How it all began
260 years ago, customs inspector Jan Willem Noot planned a packing house for groceries in the Royal Gardens in Ruhrort. In order to acquire the hereditary lease for the property, it was necessary to obtain the signature of the owner, who was none other than Frederick II. The document, signed personally by the Prussian king on 10 February 1756, went down in the history of the Haniel family-owned company as the “foundation charter”.
Time travel on video
There is lots to discover on a visit to the Museum. The film provides a small taster.
The place where the history of the Haniel Group began 260 years ago is now home to the Haniel Museum: the historical old packing house. Over three floors, visitors experience how the family-owned company developed into an international group. They can view original documents, historical furniture and lovingly restored living and working areas.
In the Haniel Museum it is clear to see that the history of the Group is closely linked with the economic history of the Ruhr region. The exhibition documents how the region became one of Germany’s key industrial locations and how Haniel drove forward the industrialisation of the Duisburg area.
“Maybe the success of Messieurs Haniel can be attributed to the fact that they relied on their skills and industriousness rather than seeking the protection and capital of kings and governments.”

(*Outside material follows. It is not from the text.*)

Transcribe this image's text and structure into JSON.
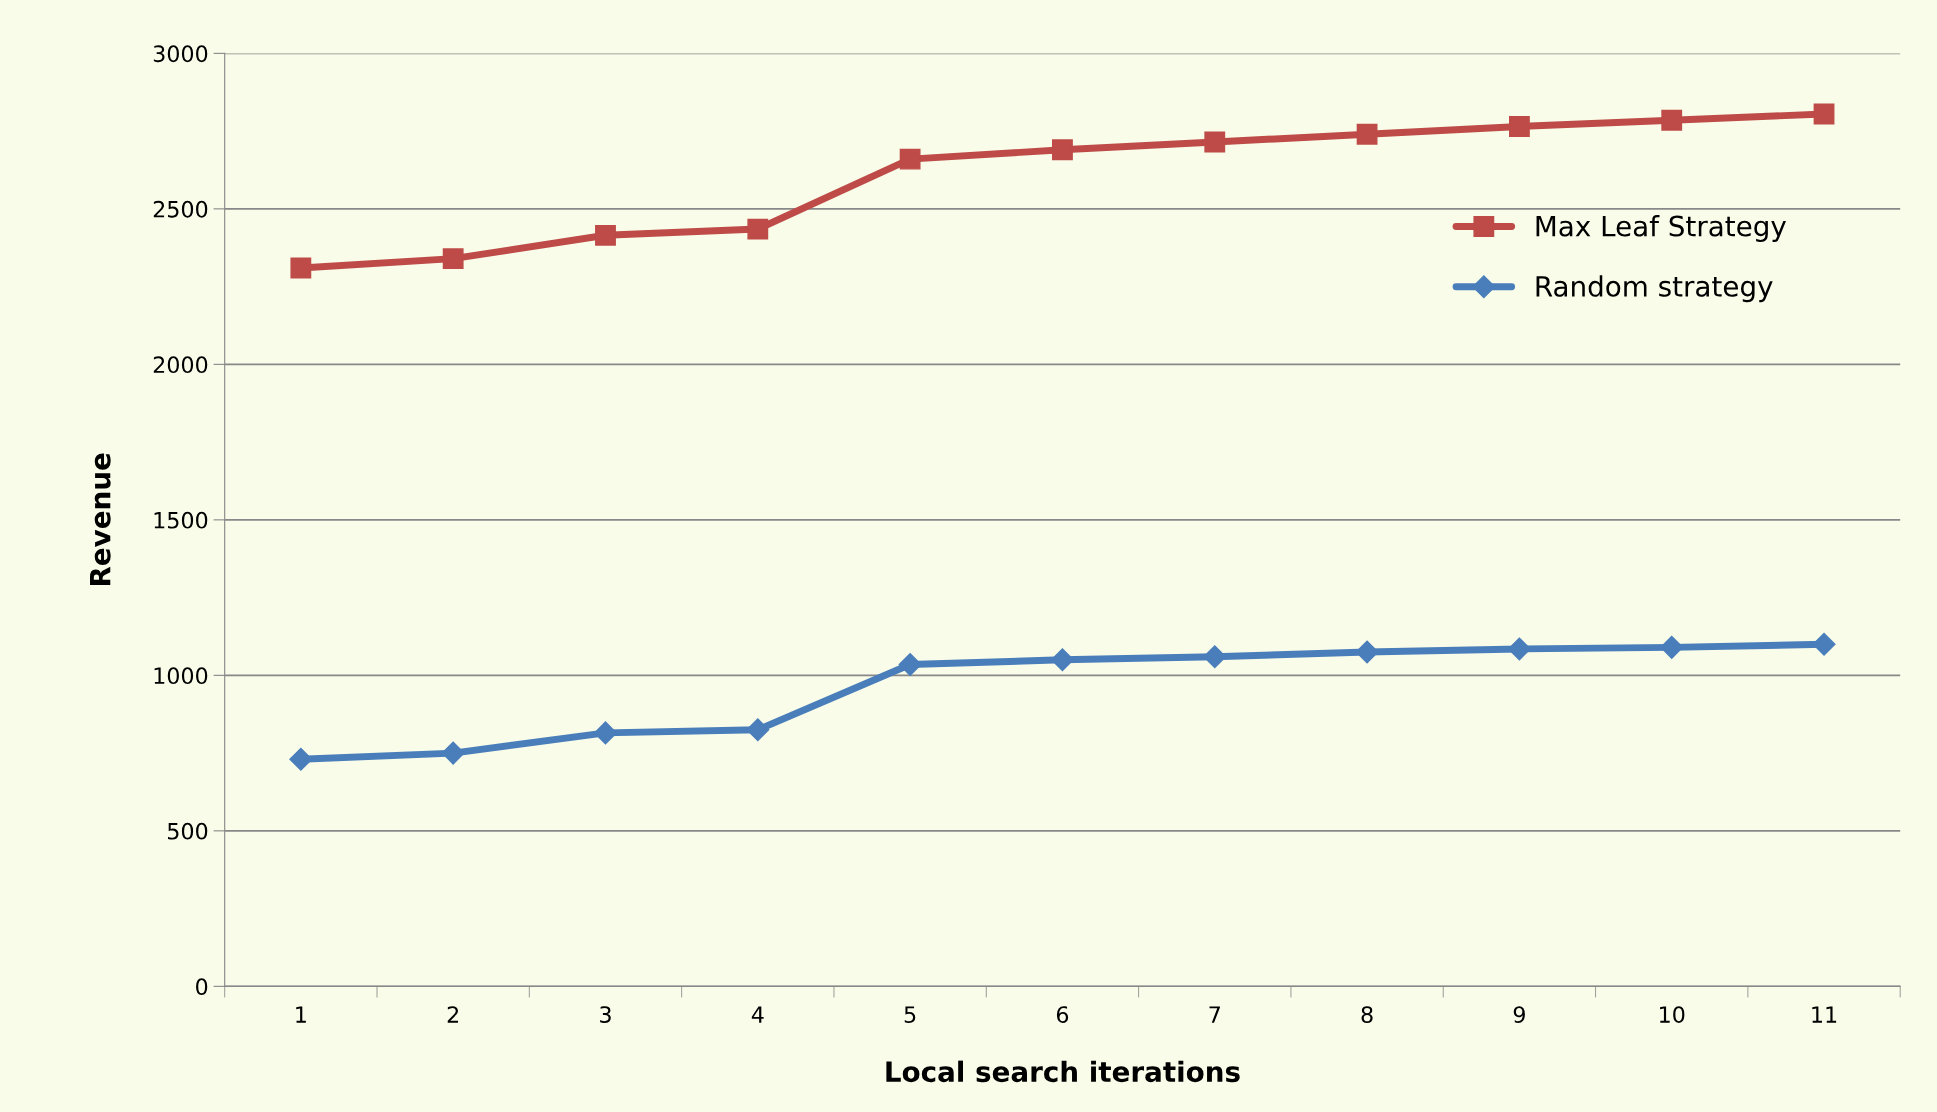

The Haniel archive is home to around 70,000 documents covering some two kilometres of shelves – including files, technical drawings, historical securities, photographs and films. The spectrum ranges from a property deed from the 17th century to current data in digital form. The jewel in the crown of the archive is the company charter, which dates from 1756 and bears the signature of Frederick II of Prussia.
The Haniel archive is located at the company headquarters in Duisburg-Ruhrort. In addition to historical artefacts bequeathed by family members, the archive continuously gathers files from the offices of employees and current publications. In order to preserve the original documents, some of which are several hundred years old, the archive also has its own restoration workshop where documents are cleaned and conserved.